Aubrey nodded slowly. "What else?"

"She wants to be courted," Steven continued, his voice softer now. "Properly courted. With romance and thoughtfulness and genuine effort. Eleanor is practical by necessity, but in her heart, she's a romantic. She's read every novel in your library with a love story. She dreams of grand gestures and thoughtful tokens and someone pursuing her the way heroines in books are pursued."

"She never got that," Aubrey said quietly. "From me."

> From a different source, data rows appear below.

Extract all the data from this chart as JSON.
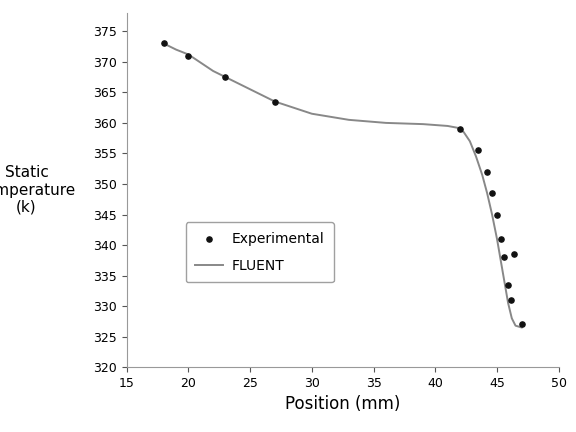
{
  "exp_x": [
    18.0,
    20.0,
    23.0,
    27.0,
    42.0,
    43.5,
    44.2,
    44.6,
    45.0,
    45.3,
    45.6,
    45.9,
    46.1,
    46.4,
    47.0
  ],
  "exp_y": [
    373.0,
    371.0,
    367.5,
    363.5,
    359.0,
    355.5,
    352.0,
    348.5,
    345.0,
    341.0,
    338.0,
    333.5,
    331.0,
    338.5,
    327.0
  ],
  "fluent_x": [
    18.0,
    19.0,
    20.0,
    22.0,
    23.0,
    25.0,
    27.0,
    30.0,
    33.0,
    36.0,
    39.0,
    41.0,
    41.8,
    42.3,
    42.8,
    43.3,
    43.8,
    44.2,
    44.6,
    45.0,
    45.3,
    45.6,
    45.9,
    46.2,
    46.5,
    47.0
  ],
  "fluent_y": [
    373.0,
    372.0,
    371.2,
    368.5,
    367.5,
    365.5,
    363.5,
    361.5,
    360.5,
    360.0,
    359.8,
    359.5,
    359.2,
    358.5,
    357.0,
    354.5,
    351.5,
    348.5,
    345.0,
    341.0,
    337.5,
    334.0,
    330.5,
    328.0,
    326.8,
    326.5
  ],
  "xlabel": "Position (mm)",
  "ylabel": "Static\nTemperature\n(k)",
  "xlim": [
    15,
    50
  ],
  "ylim": [
    320,
    378
  ],
  "xticks": [
    15,
    20,
    25,
    30,
    35,
    40,
    45,
    50
  ],
  "yticks": [
    320,
    325,
    330,
    335,
    340,
    345,
    350,
    355,
    360,
    365,
    370,
    375
  ],
  "legend_labels": [
    "Experimental",
    "FLUENT"
  ],
  "dot_color": "#111111",
  "line_color": "#888888",
  "background_color": "#ffffff",
  "dot_size": 14,
  "line_width": 1.4,
  "tick_color": "#555555",
  "spine_color": "#999999"
}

"No. You gave her obligation and resentment. You made her feel like a burden rather than a prize." Steven leaned forward slightly. "But here's what you need to understand about Eleanor. She shows love through service. Through care. Through the thousand small ways she makes life better for the people around her. And she deserves to receive love the same way."

Aubrey thought of the past two weeks. Eleanor's competent hands tending his wounds. The books she'd brought him. The way she'd adjusted his pillows without being asked. The tea prepared exactly as he liked it, remembered from their wedding breakfast.

Acts of service. Acts of love.

"She's been showing me love all along," he whispered. "And I neversaw it."

"No." Steven's voice hardened slightly. He then stood, preparing to leave.